Murphy’s advocacy efforts have in recent years been focused on securing funding for research toward improvements in such technology. She’s worn her pump, which provides a continuous supply of insulin, helping to maintain consistent blood glucose levels, since 2007.
In 2012, she also started wearing a continuous glucose monitor, offering detailed blood glucose level data without the burden of daily finger pricking with fingerstick tests.
These devices have improved significantly over the last several decades, and researchers are working toward developing a fully automated “closed-loop” system of insulin delivery and glucose monitoring.
“We are so close to a totally complete closed loop system where,” Murphy said. “It’s [still] going to be an artificial pancreas that I’m wearing on the outside of my body, but without me having to do the work. They’re close to finding cures and finding ways to help people not have to live with it 24/7.”

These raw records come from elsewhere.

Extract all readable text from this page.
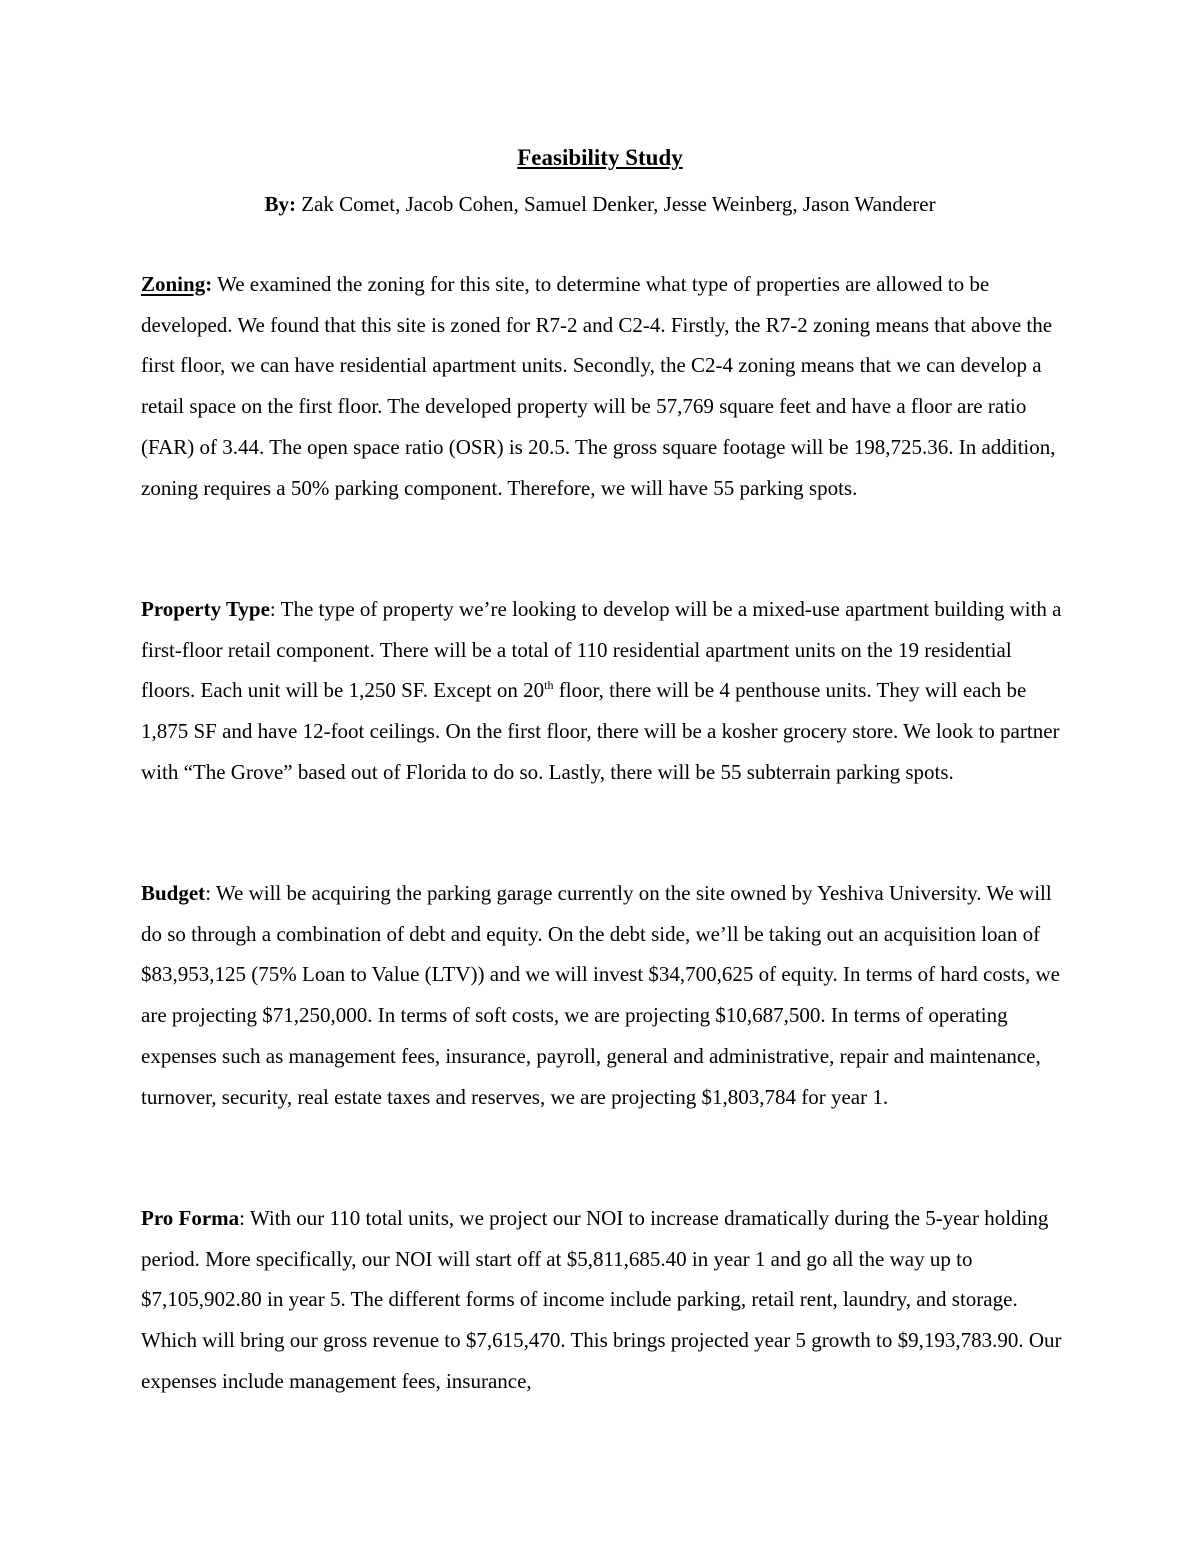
Feasibility Study
By: Zak Comet, Jacob Cohen, Samuel Denker, Jesse Weinberg, Jason Wanderer
Zoning: We examined the zoning for this site, to determine what type of properties are allowed to be developed. We found that this site is zoned for R7-2 and C2-4. Firstly, the R7-2 zoning means that above the first floor, we can have residential apartment units. Secondly, the C2-4 zoning means that we can develop a retail space on the first floor. The developed property will be 57,769 square feet and have a floor are ratio (FAR) of 3.44. The open space ratio (OSR) is 20.5. The gross square footage will be 198,725.36. In addition, zoning requires a 50% parking component. Therefore, we will have 55 parking spots.
Property Type: The type of property we’re looking to develop will be a mixed-use apartment building with a first-floor retail component. There will be a total of 110 residential apartment units on the 19 residential floors. Each unit will be 1,250 SF. Except on 20th floor, there will be 4 penthouse units. They will each be 1,875 SF and have 12-foot ceilings. On the first floor, there will be a kosher grocery store. We look to partner with “The Grove” based out of Florida to do so. Lastly, there will be 55 subterrain parking spots.
Budget: We will be acquiring the parking garage currently on the site owned by Yeshiva University. We will do so through a combination of debt and equity. On the debt side, we’ll be taking out an acquisition loan of $83,953,125 (75% Loan to Value (LTV)) and we will invest $34,700,625 of equity. In terms of hard costs, we are projecting $71,250,000. In terms of soft costs, we are projecting $10,687,500. In terms of operating expenses such as management fees, insurance, payroll, general and administrative, repair and maintenance, turnover, security, real estate taxes and reserves, we are projecting $1,803,784 for year 1.
Pro Forma: With our 110 total units, we project our NOI to increase dramatically during the 5-year holding period. More specifically, our NOI will start off at $5,811,685.40 in year 1 and go all the way up to $7,105,902.80 in year 5. The different forms of income include parking, retail rent, laundry, and storage. Which will bring our gross revenue to $7,615,470. This brings projected year 5 growth to $9,193,783.90. Our expenses include management fees, insurance,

Advocates also asked federal lawmakers to address the rising cost of insulin and routine care for diabetes patients. It’s a challenge that Murphy says she has luckily not personally struggled with like others she knows.
Last week, advocates asked members of Congress to increase funding across federal diabetes programs — including research, access to care and prevention efforts — to roughly $3 billion, about a 5% increase from current levels, according to the ADA.
The total annual cost of diabetes in the U.S. exceeds $400 billion, according to data from the association.
“We had a lot of meetings in Republican lawmakers’ offices. $412 billion — with a B — that’s how much money is spent on the care of people living with diabetes,” Murphy said, echoing conversations with members of Congress. “[$3 billion is] a drop in the bucket compared to what you’re spending on it.”
Murphy has met with a variety of federal lawmakers on both sides of the aisle over the years, including all of the current San Antonio congressional delegation.
“We had no bad meetings [this year],” she said. “At this point, it’s a growing enough problem that it’s very hard to meet a person that doesn’t know somebody who has some kind of connection to diabetes.”